What distribution is it? From this histogram, will most words in your model be noise or signal? Seeing this histogram, what can you likely do to improve your model? (Hint: To quickly graph this, use `np.sum` on the dense matrix `X` of word counts!)

#### 4.C. Using a histogram, visualize the number of words each email contains.

What is the distribution? Are there any outlier emails? Can you find an explanation why there is there likely a spike in the histogram (e.g. are the emails in this dataset of a particular type?) 

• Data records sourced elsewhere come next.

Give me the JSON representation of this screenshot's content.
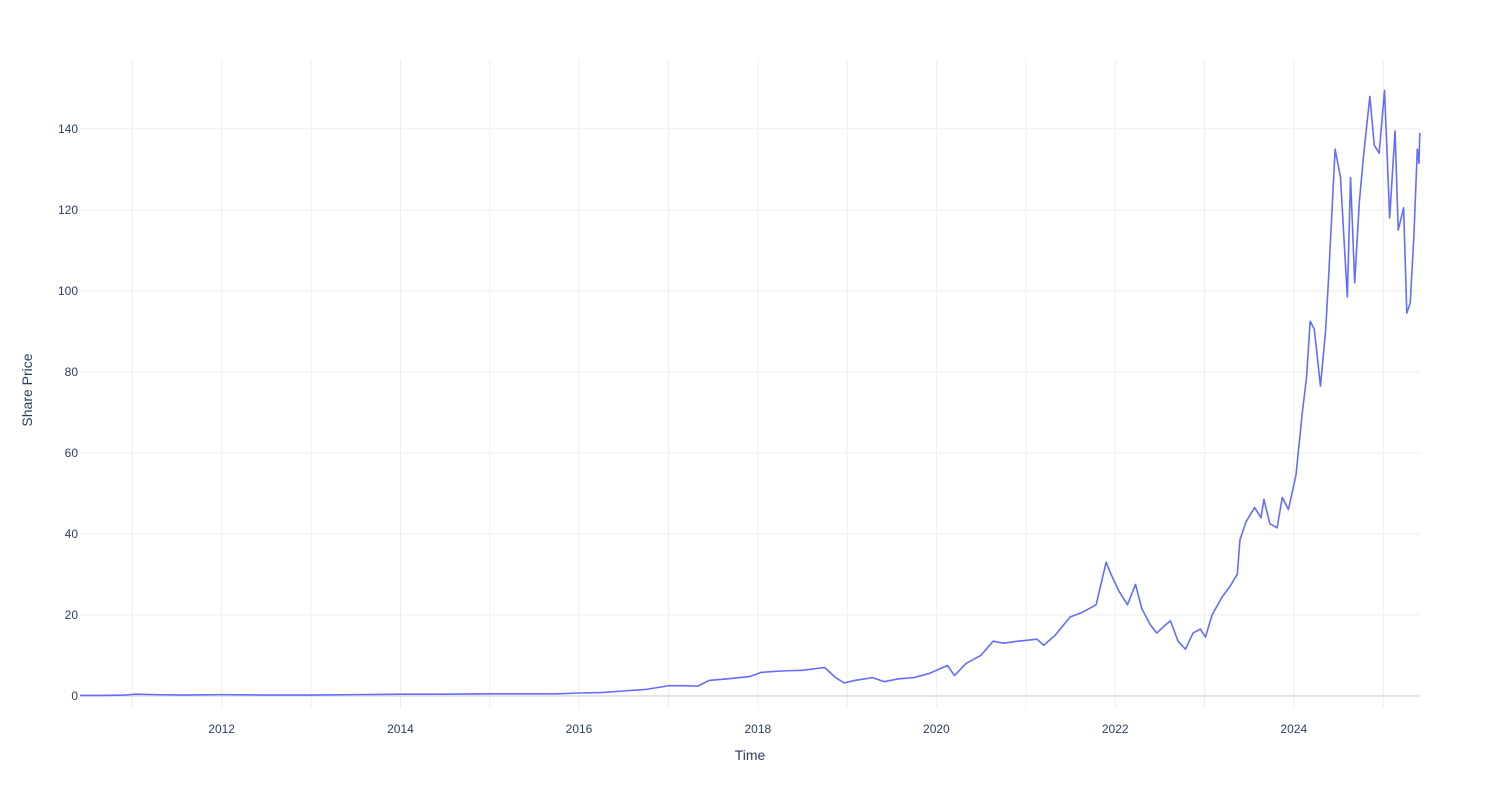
{
  "chart_data": {
    "type": "line",
    "title": "",
    "xlabel": "Time",
    "ylabel": "Share Price",
    "grid": true,
    "legend": "none",
    "xlim": [
      "2010-06-01",
      "2025-05-31"
    ],
    "ylim": [
      -3,
      157
    ],
    "x_ticks": [
      "2012",
      "2014",
      "2016",
      "2018",
      "2020",
      "2022",
      "2024"
    ],
    "y_ticks": [
      0,
      20,
      40,
      60,
      80,
      100,
      120,
      140
    ],
    "colors": {
      "line": "#636efa",
      "grid": "#eeeeee",
      "zeroline": "#e3e3e3",
      "text": "#2a3f5f"
    },
    "series": [
      {
        "values": [
          [
            "2010-06-01",
            0.1
          ],
          [
            "2010-09-01",
            0.1
          ],
          [
            "2010-12-01",
            0.2
          ],
          [
            "2011-01-15",
            0.4
          ],
          [
            "2011-04-01",
            0.3
          ],
          [
            "2011-08-01",
            0.2
          ],
          [
            "2012-01-01",
            0.3
          ],
          [
            "2012-07-01",
            0.2
          ],
          [
            "2013-01-01",
            0.2
          ],
          [
            "2013-07-01",
            0.3
          ],
          [
            "2014-01-01",
            0.4
          ],
          [
            "2014-07-01",
            0.4
          ],
          [
            "2015-01-01",
            0.5
          ],
          [
            "2015-06-01",
            0.5
          ],
          [
            "2015-10-01",
            0.5
          ],
          [
            "2016-01-01",
            0.7
          ],
          [
            "2016-04-01",
            0.8
          ],
          [
            "2016-07-01",
            1.2
          ],
          [
            "2016-10-01",
            1.6
          ],
          [
            "2017-01-01",
            2.5
          ],
          [
            "2017-03-01",
            2.5
          ],
          [
            "2017-05-01",
            2.4
          ],
          [
            "2017-06-15",
            3.8
          ],
          [
            "2017-09-01",
            4.2
          ],
          [
            "2017-12-01",
            4.8
          ],
          [
            "2018-01-15",
            5.8
          ],
          [
            "2018-03-01",
            6.0
          ],
          [
            "2018-05-01",
            6.2
          ],
          [
            "2018-07-01",
            6.3
          ],
          [
            "2018-10-01",
            7.0
          ],
          [
            "2018-11-15",
            4.5
          ],
          [
            "2018-12-20",
            3.2
          ],
          [
            "2019-02-01",
            3.8
          ],
          [
            "2019-04-15",
            4.5
          ],
          [
            "2019-06-01",
            3.5
          ],
          [
            "2019-08-01",
            4.2
          ],
          [
            "2019-10-01",
            4.5
          ],
          [
            "2019-12-01",
            5.5
          ],
          [
            "2020-02-15",
            7.5
          ],
          [
            "2020-03-15",
            5.0
          ],
          [
            "2020-05-01",
            8.0
          ],
          [
            "2020-07-01",
            10.0
          ],
          [
            "2020-08-20",
            13.5
          ],
          [
            "2020-10-01",
            13.0
          ],
          [
            "2020-12-01",
            13.5
          ],
          [
            "2021-02-15",
            14.0
          ],
          [
            "2021-03-15",
            12.5
          ],
          [
            "2021-05-01",
            15.0
          ],
          [
            "2021-07-01",
            19.5
          ],
          [
            "2021-08-15",
            20.5
          ],
          [
            "2021-09-15",
            21.5
          ],
          [
            "2021-10-15",
            22.5
          ],
          [
            "2021-11-25",
            33.0
          ],
          [
            "2021-12-15",
            30.0
          ],
          [
            "2022-01-15",
            26.0
          ],
          [
            "2022-02-20",
            22.5
          ],
          [
            "2022-03-25",
            27.5
          ],
          [
            "2022-04-20",
            21.5
          ],
          [
            "2022-05-25",
            17.5
          ],
          [
            "2022-06-20",
            15.5
          ],
          [
            "2022-07-25",
            17.5
          ],
          [
            "2022-08-15",
            18.5
          ],
          [
            "2022-09-15",
            13.5
          ],
          [
            "2022-10-15",
            11.5
          ],
          [
            "2022-11-15",
            15.5
          ],
          [
            "2022-12-15",
            16.5
          ],
          [
            "2023-01-05",
            14.5
          ],
          [
            "2023-02-01",
            20.0
          ],
          [
            "2023-03-15",
            24.5
          ],
          [
            "2023-04-15",
            27.0
          ],
          [
            "2023-05-15",
            30.0
          ],
          [
            "2023-05-26",
            38.5
          ],
          [
            "2023-06-20",
            43.0
          ],
          [
            "2023-07-25",
            46.5
          ],
          [
            "2023-08-20",
            44.0
          ],
          [
            "2023-09-01",
            48.5
          ],
          [
            "2023-09-25",
            42.5
          ],
          [
            "2023-10-25",
            41.5
          ],
          [
            "2023-11-15",
            49.0
          ],
          [
            "2023-12-10",
            46.0
          ],
          [
            "2024-01-10",
            54.5
          ],
          [
            "2024-02-05",
            70.0
          ],
          [
            "2024-02-22",
            78.5
          ],
          [
            "2024-03-08",
            92.5
          ],
          [
            "2024-03-25",
            90.5
          ],
          [
            "2024-04-19",
            76.5
          ],
          [
            "2024-05-10",
            90.0
          ],
          [
            "2024-05-23",
            104.0
          ],
          [
            "2024-06-18",
            135.0
          ],
          [
            "2024-07-10",
            128.0
          ],
          [
            "2024-07-25",
            112.0
          ],
          [
            "2024-08-07",
            98.5
          ],
          [
            "2024-08-20",
            128.0
          ],
          [
            "2024-09-06",
            102.0
          ],
          [
            "2024-09-25",
            122.0
          ],
          [
            "2024-10-15",
            135.0
          ],
          [
            "2024-11-07",
            148.0
          ],
          [
            "2024-11-25",
            136.0
          ],
          [
            "2024-12-15",
            134.0
          ],
          [
            "2025-01-06",
            149.5
          ],
          [
            "2025-01-27",
            118.0
          ],
          [
            "2025-02-18",
            139.5
          ],
          [
            "2025-03-03",
            115.0
          ],
          [
            "2025-03-25",
            120.5
          ],
          [
            "2025-04-07",
            94.5
          ],
          [
            "2025-04-21",
            97.0
          ],
          [
            "2025-05-06",
            113.5
          ],
          [
            "2025-05-20",
            135.0
          ],
          [
            "2025-05-27",
            131.5
          ],
          [
            "2025-05-30",
            139.0
          ]
        ]
      }
    ]
  }
}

- Plot the distribution of number of words for spam emails on top of the distribution for ham emails! Would this be a useful additional feature?

### 5. Estimate generalization accuracy

Use `cross_val_score` with the models `BernoulliNB` and `MultinomialNB` to assess how well these models classify emails. Can you guess why one may perform better than the other?

### 6. Confusion matrix and Classification report

Recall that to make a confusion matrix, we will need a specific split. So, use `test_train_split`, manually fit the model using the best performer, then find the confusion matrix and classificaation report (in the `metrics` package). Is your model worse at Type I or Type II errors?

### 7. Test your model on the hard_ham

Does it perform as well?

### 8. Improve your model by looking at mispredictions

print(the most common words in your false positives of the hard hams versus the spams. (Perhaps write a function of step 4A. Consider using a `collections.Counter` to combine the counts!) Does comparing the most frequent words in the hard ham to those in the spam give you some ideas for how to distinguish between them? What extra features might you add to your model?

### Extensions

- Can you improve the score on the hard ham?
- Try to improve your model by changing or tweaking the model type. (e.g. LogisticRegression/RandomForests) Why do bigrams result in a lower accuracy? (Because nearly all of them are single-email, so they actually add MORE noise!)
- Remove features from your model, e.g. junk words.
- Add additional features to your model. Can you specifically come up with ideas that might detect spam vs. ham? For example, does an email have an unsubscribe link?